The @dataframe(2) decorator indicates that the first two arguments of the function are dataframes that are provided by the vantage6 infrastructure. In this case, the user will have to specify two dataframes when calling the algorithm.

Another useful decorator is the @algorithm_client decorator:

import pandas as pd
from vantage6.client.algorithm_client import AlgorithmClient
from vantage6.algorithm.decorator.algorithm_client import algorithm_client
from vantage6.algorithm.decorator.action import central

@central
@algorithm_client
def my_function(client: AlgorithmClient, column_name: str):
    pass

This decorator provides the algorithm with a client that can be used to interact with the vantage6 HQ. For instance, you can use this client in the central part of an algorithm to create a subtasks for each node with client.task.create(). A full list of all commands that are available can be found in the algorithm client documentation.

Warning

The decorators @dataframe, @algorithm_client and @database_connection each have reserved keywords:

  • mock_data for the @dataframe decorator

  • mock_client for the @algorithm_client decorator

  • mock_uri and mock_type for the @database_connection decorator

These keywords should not be used as argument names in your algorithm functions. The reserved keywords are used by the MockNetwork to mock the data and the algorithm client. This is useful for testing your algorithm locally.

4.3.3. Advanced decorators

A useful decorator for computation tasks is the @metadata decorator:

from vantage6.algorithm.decorator.metadata import (metadata, RunMetaData)


@metadata
def my_function(metadata: RunMetaData, <other_arguments>):
    # The metadata contains a dataclass with the following attributes:
    # task_id, node_id, collaboration_id, organization_id, temporary_directory,
    # output_file, input_file, token, action.
    #
    # They can be easily accessed using the dot notation. For example:
    return metadata.task_id

For some data sources it’s not trivial to construct a dataframe from the data. One of these data sources is the OHDSI OMOP CDM database. For this data source, the @omop_data_extraction is available:

from rpy2.robjects import RS4
from vantage6.algorithm.decorators import omop_data_extraction
from vantage6.algorithm.decorator.ohdsi import OHDSIMetaData

@omop_data_extraction(include_metadata=True)
def my_function(connection: RS4, metadata: OHDSIMetaData,
                <other_arguments>):
    pass

This decorator provides the algorithm with a database connection that can be used to interact with the database. For instance, you can use this connection to execute functions from python-ohdsi package. The include_metadata argument indicates whether the metadata of the database should also be provided.

Note

The returned connection object (RS4) is an R object, mapped to Python using the rpy2, package. This object can be passed directly on to the functions from python-ohdsi <https://python-ohdsi.readthedocs.io/>.

4.3.4. Algorithm wrappers

The vantage6 wrappers are used to simplify the interaction between the algorithm and the node.
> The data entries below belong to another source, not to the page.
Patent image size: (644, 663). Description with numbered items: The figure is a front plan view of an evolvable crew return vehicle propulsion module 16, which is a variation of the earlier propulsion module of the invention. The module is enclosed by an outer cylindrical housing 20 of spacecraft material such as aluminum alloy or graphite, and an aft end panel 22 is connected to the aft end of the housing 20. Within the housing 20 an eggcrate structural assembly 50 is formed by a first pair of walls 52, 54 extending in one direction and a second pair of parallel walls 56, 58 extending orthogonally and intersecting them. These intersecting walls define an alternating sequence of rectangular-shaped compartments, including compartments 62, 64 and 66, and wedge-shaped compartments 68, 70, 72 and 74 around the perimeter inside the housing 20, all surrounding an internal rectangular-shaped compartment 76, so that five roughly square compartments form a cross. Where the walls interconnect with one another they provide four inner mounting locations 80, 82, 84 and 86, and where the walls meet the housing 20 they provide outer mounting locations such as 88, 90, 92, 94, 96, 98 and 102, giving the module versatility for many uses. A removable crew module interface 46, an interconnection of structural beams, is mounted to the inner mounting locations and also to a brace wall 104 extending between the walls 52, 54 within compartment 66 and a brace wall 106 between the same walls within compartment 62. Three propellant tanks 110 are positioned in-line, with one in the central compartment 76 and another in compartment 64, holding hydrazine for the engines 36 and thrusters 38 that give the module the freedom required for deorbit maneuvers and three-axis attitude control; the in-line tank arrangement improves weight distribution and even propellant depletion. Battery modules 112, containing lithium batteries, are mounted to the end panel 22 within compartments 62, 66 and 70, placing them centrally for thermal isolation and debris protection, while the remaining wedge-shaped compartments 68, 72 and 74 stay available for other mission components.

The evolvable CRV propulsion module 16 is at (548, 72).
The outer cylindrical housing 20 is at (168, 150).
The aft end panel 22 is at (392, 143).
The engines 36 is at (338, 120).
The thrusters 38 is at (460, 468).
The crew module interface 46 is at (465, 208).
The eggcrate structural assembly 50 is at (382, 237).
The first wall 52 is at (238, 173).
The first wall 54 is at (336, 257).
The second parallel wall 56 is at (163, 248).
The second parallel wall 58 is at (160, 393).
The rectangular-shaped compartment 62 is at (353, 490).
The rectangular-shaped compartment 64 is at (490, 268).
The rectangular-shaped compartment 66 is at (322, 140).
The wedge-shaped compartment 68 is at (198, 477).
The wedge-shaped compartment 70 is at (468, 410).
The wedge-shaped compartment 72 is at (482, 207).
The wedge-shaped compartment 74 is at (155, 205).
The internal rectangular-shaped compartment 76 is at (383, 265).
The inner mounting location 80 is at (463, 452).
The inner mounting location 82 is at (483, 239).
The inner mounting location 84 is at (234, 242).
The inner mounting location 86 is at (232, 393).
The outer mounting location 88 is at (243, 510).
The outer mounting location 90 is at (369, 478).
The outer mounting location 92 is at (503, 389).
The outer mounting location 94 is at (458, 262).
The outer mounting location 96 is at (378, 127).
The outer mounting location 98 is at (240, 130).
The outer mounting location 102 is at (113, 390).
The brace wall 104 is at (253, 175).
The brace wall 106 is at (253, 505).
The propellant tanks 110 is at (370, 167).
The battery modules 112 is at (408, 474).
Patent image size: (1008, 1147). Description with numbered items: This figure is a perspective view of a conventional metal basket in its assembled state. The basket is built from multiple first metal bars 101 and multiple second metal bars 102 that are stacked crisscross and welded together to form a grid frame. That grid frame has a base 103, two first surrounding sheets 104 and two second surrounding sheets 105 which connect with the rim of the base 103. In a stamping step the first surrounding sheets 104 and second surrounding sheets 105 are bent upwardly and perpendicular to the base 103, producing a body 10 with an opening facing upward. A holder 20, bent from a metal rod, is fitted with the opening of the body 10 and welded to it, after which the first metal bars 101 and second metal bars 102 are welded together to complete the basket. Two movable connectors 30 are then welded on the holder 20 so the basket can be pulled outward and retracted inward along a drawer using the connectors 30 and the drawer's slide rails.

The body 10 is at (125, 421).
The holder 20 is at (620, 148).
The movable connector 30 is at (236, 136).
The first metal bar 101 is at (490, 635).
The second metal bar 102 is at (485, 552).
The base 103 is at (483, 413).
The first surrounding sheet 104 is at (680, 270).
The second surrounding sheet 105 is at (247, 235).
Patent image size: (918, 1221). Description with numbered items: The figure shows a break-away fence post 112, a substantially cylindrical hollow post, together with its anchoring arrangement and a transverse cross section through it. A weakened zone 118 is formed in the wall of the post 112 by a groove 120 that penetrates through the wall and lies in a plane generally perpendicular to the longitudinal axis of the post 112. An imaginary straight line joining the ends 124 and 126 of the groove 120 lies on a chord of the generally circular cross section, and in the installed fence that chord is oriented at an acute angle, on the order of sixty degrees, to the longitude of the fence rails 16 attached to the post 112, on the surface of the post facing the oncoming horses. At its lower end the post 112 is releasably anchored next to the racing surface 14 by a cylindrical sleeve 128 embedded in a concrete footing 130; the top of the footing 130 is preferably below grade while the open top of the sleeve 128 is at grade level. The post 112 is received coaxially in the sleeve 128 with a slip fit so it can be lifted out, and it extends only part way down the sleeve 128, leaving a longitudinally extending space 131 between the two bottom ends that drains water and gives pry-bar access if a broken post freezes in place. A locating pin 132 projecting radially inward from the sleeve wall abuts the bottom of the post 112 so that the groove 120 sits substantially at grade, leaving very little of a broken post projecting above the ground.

The wrappers are responsible for translating user input to call the right algorithm method with the right arguments. They also take care of writing the results back to the data source.

As algorithm developer, you do not have to worry about the wrappers. The main point you have to make sure is that the following line is present at the end of your Dockerfile:

CMD python -c "from vantage6.algorithm.tools.wrap import wrap_algorithm; wrap_algorithm()"

The wrap_algorithm function will wrap your algorithm to ensure that the vantage6 algorithm tools are available to it. Note that the wrap_algorithm function will also read the PKG_NAME environment variable from the Dockerfile so make sure that this variable is set correctly.

4.3.5. Dockerfile structure

Once the algorithm code is written, the algorithm needs to be packaged and made available for retrieval by the nodes. The algorithm is packaged in a Docker image. A Docker image is created from a Dockerfile, which acts as a blue-print.

The Dockerfile is already present in the boilerplate code. Usually, the only line that you need to update is the PKG_NAME variable to the name of your algorithm package.